Je vois dans ton regard que les souvenirs affluent. Ils sont là, à la lisière de ta conscience. Cesse de les refuser, Yvana. Tu te fais plus de mal que de bien. Ce que tes précédentes incarnations n'ont pas compris, c'est que je ne cesserai jamais de te harceler jusqu'à ce que tu me libères. Je ferai tout, quoi qu'il m'en coûte, pour enfin cesser d'exister. Pour enfin trouver le repos que j'attends depuis tellement longtemps.
Cette vie est terriblement différente. Beaucoup plus difficile à vivre. Je ne sais pas gérer ce que tu provoques chez moi en étant si différente, si belle et pure. Je m'en veux de t'infliger tout cela, Yvana. Tu es presque une nouvelle âme, comme si tout avait été effacé dans la sénilité de ta précédente incarnation. J'ignore si c'est possible mais je pense que la maladie qui t'a tuée a, en quelque sorte, nettoyé tout ce qui faisait de ton âme celle d'Elizabeth.

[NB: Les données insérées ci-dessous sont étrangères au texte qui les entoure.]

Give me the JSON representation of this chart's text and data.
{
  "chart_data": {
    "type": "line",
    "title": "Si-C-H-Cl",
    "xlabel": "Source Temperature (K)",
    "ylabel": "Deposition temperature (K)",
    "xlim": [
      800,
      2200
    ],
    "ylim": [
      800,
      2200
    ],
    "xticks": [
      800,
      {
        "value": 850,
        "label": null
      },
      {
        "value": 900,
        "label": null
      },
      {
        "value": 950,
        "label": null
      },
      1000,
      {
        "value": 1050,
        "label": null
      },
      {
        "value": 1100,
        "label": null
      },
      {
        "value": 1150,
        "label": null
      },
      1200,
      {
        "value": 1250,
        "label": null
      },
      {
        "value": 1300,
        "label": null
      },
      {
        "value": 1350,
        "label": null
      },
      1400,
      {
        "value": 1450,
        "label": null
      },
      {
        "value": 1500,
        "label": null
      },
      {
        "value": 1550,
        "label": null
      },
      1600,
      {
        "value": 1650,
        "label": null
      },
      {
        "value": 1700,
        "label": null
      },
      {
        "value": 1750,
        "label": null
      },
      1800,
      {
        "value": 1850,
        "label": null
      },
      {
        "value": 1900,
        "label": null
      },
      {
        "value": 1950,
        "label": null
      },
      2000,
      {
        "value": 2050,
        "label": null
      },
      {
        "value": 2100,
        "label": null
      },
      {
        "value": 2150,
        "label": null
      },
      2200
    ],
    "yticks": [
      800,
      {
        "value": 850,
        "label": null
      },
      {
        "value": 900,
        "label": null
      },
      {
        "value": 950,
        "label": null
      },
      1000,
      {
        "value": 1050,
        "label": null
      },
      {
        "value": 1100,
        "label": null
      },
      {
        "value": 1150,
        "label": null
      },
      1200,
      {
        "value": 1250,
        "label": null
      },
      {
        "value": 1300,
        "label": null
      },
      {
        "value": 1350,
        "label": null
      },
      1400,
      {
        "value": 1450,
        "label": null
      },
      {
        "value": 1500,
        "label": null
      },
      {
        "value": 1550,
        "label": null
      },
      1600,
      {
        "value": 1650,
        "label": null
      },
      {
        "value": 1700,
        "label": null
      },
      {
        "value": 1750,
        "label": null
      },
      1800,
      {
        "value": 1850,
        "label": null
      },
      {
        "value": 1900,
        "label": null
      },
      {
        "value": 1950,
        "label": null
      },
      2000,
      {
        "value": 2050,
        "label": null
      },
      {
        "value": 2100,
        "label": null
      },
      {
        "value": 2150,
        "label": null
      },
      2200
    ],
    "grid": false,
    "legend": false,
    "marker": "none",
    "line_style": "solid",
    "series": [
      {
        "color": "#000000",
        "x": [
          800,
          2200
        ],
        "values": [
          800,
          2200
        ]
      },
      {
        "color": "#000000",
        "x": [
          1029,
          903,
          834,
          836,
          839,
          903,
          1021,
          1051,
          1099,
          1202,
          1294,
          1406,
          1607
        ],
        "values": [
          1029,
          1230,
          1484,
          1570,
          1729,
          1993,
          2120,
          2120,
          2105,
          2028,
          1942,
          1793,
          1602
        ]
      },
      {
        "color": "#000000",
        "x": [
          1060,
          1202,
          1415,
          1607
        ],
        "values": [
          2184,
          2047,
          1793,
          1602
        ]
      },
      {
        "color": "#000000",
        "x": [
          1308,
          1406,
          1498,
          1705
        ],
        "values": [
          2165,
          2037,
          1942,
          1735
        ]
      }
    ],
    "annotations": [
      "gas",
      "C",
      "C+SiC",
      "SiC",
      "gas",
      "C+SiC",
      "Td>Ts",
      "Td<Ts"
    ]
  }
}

Alors pourquoi te tourmenter ? me demanderas-tu. Parce que je ne peux plus vivre ainsi, Yvana. J'ai vécu plus de deux cents ans, désormais. C'est affreusement long. J'ai vu ma famille mourir, j'ai vu mes amis vieillir et mourir, je t'ai vue mourir encore et encore.
Et moi, je suis resté le même si ce n'est pour cette noirceur qui me consume un peu plus chaque jour. Si ce n'est pour ce démon qui dévore mon âme. Qui veut dévorer la tienne. Je suis toujours ce Carter Prince du dix-neuvième siècle. Je n'ai pas tant évolué, dans le fond. Je me suis simplement adapté aux nouvelles technologies, au changement des mœurs.
Mais il y a cette chose qui a changé, en moi. Qui rend le démon à la fois plus faible et plus virulent, aussi contradictoire que cela puisse sembler. Il se bat contre ce que je ressens, il veut le pervertir parce que c'est ce qu'il fait, parce que c'est toi. Surtoutp arce que c'est un sentiment puissant et positif et que ça l'affaiblit, ça le détruit petit à petit. Il y a aussi qu'il ne veut pas que je meurs. Ça le tuera aussi, tu comprends. Et lui n'est pas aussi vieux que moi. Lui tient à continuer à vivre encore quelques millénaires.
Le problème majeur de ma situation ne tient pas là-dedans. Ces temps-ci... Je ne sais pas si je veux mourir. Je le veux, évidemment mais dès que tu te souviendras comment me tuer ? Je ne sais pas. Je crois que... que mes positions ont changées. Je veux redevenir mortel. Je veux vieillir. Et je veux pouvoir t'aimer jusqu'au dernier jour de ma vie.